Unlike other UK limited partnerships, a PFLP structure allows limited partners (subject to the terms of the LPA) to authorise a third party to wind up the PFLP without the need for a court order.
Should a Fund Designate as a PFLP?
New funds are likely to designate as a PFLP, given the reduced administrative burden and other benefits such as the list of permitted activities (relating to limited liability). Although there is no requirement to do so, it appears likely that managers will also take advantage of the ability to remove the distinction between capital contributions and loan commitment—although for many this will mean revisiting their standard form of LPA.
For existing funds, the position is likely to be that designating as a PFLP is an attractive option. However, managers would be well-advised to do two things before deciding to designate their funds as PFLPs. First, it should be determined that the manager or general partner has the power, under the LPA or the applicable management agreement, to designate the fund as a PFLP and make the associated filing with Companies House.
Second, the LPA in particular should be reviewed to ensure that there are no provisions which will require amendment as a result of the changes that come with designation as a PFLP. If amendments are necessary, it will be important to assess whether the general partner has the power to make those amendments without obtaining the consent of investors or of the Advisory Board.

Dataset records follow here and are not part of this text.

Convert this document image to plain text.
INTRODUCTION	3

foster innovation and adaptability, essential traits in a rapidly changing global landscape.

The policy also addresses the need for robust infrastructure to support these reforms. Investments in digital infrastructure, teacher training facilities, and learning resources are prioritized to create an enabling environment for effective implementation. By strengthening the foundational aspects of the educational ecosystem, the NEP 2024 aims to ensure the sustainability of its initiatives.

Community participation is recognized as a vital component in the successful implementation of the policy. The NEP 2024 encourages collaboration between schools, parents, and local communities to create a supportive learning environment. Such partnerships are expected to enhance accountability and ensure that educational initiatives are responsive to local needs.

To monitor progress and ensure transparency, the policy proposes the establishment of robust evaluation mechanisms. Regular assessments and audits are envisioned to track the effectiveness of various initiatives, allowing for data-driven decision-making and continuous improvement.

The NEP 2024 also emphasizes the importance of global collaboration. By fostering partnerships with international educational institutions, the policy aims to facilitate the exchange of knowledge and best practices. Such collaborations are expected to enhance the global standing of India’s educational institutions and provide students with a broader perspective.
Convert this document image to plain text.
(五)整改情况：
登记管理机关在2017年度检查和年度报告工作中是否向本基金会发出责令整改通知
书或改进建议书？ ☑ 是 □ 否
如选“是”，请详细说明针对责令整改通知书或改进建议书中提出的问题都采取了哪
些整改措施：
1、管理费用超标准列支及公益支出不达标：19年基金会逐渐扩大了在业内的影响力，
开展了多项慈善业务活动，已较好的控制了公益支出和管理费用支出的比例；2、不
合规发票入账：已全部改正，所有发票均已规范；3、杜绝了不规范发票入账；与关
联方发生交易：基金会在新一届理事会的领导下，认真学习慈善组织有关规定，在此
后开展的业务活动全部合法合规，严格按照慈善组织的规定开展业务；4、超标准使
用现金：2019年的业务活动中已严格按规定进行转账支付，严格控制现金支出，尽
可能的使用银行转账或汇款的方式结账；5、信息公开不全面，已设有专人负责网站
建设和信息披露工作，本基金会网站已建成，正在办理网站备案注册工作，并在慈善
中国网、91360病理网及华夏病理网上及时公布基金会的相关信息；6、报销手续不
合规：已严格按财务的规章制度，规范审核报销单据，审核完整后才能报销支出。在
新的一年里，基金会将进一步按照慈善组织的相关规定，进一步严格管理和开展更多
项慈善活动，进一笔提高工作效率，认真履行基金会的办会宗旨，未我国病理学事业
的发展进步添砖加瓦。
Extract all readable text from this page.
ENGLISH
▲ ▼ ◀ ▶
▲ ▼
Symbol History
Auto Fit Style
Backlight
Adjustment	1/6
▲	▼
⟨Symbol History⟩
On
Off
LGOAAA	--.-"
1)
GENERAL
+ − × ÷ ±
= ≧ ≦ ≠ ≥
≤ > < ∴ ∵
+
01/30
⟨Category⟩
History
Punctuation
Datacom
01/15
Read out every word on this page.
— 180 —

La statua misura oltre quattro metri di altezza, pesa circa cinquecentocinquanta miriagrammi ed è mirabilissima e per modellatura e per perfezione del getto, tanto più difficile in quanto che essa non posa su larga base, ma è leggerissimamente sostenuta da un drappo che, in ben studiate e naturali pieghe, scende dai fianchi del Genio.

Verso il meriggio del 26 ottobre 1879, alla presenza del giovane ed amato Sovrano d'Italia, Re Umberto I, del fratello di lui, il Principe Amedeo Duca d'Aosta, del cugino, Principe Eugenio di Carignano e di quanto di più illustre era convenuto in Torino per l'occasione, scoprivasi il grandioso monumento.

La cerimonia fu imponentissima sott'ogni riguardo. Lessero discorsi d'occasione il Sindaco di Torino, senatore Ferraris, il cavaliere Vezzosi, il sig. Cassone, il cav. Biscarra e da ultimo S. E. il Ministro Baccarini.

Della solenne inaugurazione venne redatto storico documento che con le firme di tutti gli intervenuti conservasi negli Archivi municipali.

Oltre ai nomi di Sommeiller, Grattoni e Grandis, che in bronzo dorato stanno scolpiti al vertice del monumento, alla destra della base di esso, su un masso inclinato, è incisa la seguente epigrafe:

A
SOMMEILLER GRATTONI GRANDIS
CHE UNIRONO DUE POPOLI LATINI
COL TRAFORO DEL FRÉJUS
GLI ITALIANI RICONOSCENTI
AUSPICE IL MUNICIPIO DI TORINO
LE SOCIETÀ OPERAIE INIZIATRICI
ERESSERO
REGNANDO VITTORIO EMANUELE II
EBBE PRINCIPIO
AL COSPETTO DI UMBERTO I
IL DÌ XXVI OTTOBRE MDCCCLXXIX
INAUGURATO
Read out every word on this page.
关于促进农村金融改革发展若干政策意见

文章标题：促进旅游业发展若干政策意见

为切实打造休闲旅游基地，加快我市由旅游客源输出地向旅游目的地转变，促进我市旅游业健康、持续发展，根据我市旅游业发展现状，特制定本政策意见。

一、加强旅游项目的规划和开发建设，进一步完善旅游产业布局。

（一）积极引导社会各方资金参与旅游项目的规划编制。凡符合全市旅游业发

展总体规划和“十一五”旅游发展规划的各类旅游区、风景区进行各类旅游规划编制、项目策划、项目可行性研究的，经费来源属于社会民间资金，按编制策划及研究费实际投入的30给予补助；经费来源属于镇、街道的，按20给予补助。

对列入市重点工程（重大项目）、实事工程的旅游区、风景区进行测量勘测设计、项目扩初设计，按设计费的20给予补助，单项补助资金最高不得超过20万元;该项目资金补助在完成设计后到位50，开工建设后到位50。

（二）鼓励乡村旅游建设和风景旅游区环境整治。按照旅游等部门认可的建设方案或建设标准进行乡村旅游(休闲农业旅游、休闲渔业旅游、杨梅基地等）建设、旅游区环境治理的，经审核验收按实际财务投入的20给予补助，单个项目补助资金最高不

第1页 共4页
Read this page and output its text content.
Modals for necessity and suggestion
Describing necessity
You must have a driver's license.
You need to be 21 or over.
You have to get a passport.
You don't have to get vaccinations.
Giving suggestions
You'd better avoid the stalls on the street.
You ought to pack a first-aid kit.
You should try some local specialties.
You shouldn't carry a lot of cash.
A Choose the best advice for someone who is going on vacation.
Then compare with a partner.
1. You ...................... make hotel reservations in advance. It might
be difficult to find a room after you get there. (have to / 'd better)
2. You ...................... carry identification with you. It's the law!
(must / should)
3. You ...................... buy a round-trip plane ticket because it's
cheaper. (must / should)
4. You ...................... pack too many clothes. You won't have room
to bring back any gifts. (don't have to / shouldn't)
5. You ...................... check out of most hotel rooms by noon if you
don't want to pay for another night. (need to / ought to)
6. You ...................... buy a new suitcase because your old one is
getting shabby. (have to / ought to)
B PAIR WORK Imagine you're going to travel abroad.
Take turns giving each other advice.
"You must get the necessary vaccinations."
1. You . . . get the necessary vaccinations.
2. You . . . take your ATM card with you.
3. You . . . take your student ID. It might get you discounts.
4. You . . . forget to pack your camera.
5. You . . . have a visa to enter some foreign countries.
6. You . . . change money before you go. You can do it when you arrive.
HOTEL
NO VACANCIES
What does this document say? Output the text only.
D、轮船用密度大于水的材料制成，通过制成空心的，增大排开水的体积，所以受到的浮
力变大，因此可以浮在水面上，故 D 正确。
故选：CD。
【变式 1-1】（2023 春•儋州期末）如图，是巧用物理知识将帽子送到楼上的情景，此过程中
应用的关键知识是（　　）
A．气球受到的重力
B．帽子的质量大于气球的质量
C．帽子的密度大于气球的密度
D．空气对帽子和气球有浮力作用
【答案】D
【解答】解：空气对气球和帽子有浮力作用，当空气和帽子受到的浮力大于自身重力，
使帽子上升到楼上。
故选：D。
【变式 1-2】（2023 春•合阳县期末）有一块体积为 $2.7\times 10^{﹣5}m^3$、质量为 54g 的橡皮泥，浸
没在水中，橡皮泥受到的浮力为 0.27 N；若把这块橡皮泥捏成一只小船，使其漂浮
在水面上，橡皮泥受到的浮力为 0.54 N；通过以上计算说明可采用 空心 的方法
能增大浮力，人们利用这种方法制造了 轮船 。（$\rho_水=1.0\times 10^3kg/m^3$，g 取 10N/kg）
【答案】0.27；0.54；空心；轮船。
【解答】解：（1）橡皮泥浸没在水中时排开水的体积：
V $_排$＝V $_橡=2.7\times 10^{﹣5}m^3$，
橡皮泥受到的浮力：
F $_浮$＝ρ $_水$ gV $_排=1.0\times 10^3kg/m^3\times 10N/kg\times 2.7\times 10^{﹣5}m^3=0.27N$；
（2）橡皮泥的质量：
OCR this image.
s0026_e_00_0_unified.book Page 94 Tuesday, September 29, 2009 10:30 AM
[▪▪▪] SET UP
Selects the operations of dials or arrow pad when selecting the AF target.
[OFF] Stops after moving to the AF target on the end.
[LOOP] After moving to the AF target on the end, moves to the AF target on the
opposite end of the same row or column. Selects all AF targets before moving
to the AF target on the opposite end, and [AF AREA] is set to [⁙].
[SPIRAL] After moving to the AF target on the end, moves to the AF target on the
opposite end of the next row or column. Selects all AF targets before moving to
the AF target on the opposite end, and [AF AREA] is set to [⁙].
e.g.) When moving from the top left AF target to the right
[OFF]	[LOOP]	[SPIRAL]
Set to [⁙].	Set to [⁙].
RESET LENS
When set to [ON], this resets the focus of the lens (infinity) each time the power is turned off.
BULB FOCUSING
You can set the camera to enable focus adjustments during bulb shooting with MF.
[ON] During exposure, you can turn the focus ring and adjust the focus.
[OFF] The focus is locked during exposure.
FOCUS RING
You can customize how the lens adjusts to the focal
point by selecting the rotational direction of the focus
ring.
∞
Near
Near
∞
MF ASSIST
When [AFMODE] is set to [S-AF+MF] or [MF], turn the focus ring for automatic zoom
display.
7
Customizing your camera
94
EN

Process for Designating as a PFLP
A new fund seeking designation as a PFLP should use a new form—the Form LP7—instead of the old Form LP5. The new Form LP7 is straightforward, requiring only the following information: (a) the name and signature of each general partner; (b) the name and signature of each limited partner; and (c) the address of the principal place of business of the PFLP.
On registration of a new PFLP, the PFLP will be issued with both a certificate of registration and a certificate of designation—although Companies House has the power to issue a combined certificate if it chooses to do so.
An existing fund will need to use the new Form LP8 in order to become designated as a PFLP. The Form LP8 is also mercifully brief and requires the following information: (a) the registered number of the fund; (b) the date of registration of the fund; (c) the name and signature of each general partner; and (d) the address of the principal place of business of the fund.
The introduction of the PFLP is a welcome—and long overdue—development in the UK private funds industry. It brings the UK in line with other preeminent jurisdictions offering limited partnership structures, and offers both managers and investors tangible improvements on what was already a well-known and robust regime.
For new managers looking at establishing a limited partnership in England and Wales, or Scotland, a decision to designate as a PFLP should be simple. For existing managers, there are clear benefits in doing so with little downside—provided that those managers have the authority to elect to do so and that amendments to the relevant LPA are either unnecessary or can be effected easily.